Still, we don’t know all the details, and really this is all based on two statements and the news from Friday, June 30 that the two actors were departing the series. But as Kim says in his statement, “The path to equality is rarely easy,” it does give us an idea that he did not feel his new contract was on par with what he does for the show. Other news articles have alluded to the fact that he and Park were making less than his fellow actors, but that was not addressed directly in any of the released statements.

I’m sure I have not covered every issue or every point that fans want addressed or discussed. I feel a great sadness that the show has lost not only two great actors, but two rich and beloved characters, as well as the other actors and characters that are attached to their story arcs.

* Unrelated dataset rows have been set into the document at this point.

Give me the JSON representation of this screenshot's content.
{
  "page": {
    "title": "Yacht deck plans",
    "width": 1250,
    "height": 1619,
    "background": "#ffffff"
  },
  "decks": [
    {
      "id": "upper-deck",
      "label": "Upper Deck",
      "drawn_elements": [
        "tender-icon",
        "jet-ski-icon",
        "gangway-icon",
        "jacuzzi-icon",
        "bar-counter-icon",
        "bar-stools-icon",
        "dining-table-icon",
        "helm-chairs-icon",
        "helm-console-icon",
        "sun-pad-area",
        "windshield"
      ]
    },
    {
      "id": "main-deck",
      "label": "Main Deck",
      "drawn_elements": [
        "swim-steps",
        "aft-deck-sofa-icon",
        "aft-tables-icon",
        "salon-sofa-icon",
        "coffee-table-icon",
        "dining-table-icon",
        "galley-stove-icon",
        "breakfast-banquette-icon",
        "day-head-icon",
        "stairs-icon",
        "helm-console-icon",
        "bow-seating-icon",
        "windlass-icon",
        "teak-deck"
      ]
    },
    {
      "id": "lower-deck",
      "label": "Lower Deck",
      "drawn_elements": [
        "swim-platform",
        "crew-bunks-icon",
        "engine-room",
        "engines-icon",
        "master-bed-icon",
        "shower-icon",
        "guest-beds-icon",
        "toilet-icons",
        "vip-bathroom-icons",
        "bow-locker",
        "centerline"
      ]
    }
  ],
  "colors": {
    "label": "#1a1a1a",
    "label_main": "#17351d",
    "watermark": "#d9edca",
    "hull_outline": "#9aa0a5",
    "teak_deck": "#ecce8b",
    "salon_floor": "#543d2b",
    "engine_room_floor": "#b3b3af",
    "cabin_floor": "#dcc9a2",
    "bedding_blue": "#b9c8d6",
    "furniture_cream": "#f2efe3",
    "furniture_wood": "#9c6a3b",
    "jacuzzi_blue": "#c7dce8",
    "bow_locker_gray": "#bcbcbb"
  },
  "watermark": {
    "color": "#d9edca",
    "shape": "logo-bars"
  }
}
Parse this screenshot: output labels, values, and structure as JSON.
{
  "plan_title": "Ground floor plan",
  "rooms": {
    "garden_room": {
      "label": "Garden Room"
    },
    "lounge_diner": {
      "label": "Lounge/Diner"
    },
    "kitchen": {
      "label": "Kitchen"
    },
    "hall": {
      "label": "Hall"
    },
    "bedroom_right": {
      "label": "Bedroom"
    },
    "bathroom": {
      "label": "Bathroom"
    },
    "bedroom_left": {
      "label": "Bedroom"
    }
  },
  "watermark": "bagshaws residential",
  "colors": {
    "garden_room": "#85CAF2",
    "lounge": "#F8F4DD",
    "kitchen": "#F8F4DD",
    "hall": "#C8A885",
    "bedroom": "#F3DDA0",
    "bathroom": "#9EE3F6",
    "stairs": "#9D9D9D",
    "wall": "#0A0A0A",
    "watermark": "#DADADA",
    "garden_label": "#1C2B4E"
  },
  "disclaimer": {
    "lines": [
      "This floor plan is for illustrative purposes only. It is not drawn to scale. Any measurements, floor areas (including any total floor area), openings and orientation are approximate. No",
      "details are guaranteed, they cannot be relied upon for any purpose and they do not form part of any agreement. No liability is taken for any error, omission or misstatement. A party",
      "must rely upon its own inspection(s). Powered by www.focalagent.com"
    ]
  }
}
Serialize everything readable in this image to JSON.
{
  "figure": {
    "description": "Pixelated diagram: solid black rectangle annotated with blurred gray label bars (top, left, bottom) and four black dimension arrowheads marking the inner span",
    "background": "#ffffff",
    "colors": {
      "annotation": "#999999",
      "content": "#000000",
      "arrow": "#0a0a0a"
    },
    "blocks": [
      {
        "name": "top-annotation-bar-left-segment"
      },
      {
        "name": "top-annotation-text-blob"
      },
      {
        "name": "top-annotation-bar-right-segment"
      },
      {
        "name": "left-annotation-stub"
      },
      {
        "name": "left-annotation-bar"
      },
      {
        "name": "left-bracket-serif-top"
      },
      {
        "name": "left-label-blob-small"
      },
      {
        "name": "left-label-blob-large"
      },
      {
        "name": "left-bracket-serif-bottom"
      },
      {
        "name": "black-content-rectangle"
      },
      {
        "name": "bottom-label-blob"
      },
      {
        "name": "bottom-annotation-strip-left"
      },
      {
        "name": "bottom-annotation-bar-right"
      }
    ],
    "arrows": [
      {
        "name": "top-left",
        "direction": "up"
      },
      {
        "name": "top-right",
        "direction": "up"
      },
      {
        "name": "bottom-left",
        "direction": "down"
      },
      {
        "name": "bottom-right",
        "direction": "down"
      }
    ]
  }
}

I think everyone remembers the scene from the season one episode, “Mālama Ka ʻĀina” (“Respect the Land”), with Steve, Danny, Chin, and Kono, sitting around their new offices, having a beer, and watching video of a young Steve breaking Chin’s Kukui High Football records. When they question Quarterback Steve about his jersey number 50, he explains that his father always called them Five-0’s– as in, they were born and raised in the 50th state, and while they were not Native Hawaiian, they still belonged. This is the scene that said it all– and from then on Chin and Kono were not just a part of the core four– they were Five-0. I think we’ll all miss that, and how their team grew over seven seasons, as well as what they could have become in season eight.


This week’s repeat was the very interesting episode, “Ka Pāʻani Nui” (“Big Game”), which had McGarrett and Chin heading to Molokaʻi searching for the murderer of Leia Rozen (Angela Galvan). Leia had been on the hunt for the Nazi guard who terrorized her grandfather in Auschwitz during the Holocaust. The guard, Tomas Sauer, had hidden himself as Allen Smith, a missionary who came to Kalaupapa to care for the patients of Hansen’s Disease. The part of Tomas Sauer was played by Hawaiʻi actor Don Dailey. I was lucky enough to have interviewed Dailey soon after the episode aired. Look for a recap of our talk about the episode in two weeks, after Peter Lenkov’s new series “Salvation,” starring Ian Anthony Dale, airs on CBS on July 12.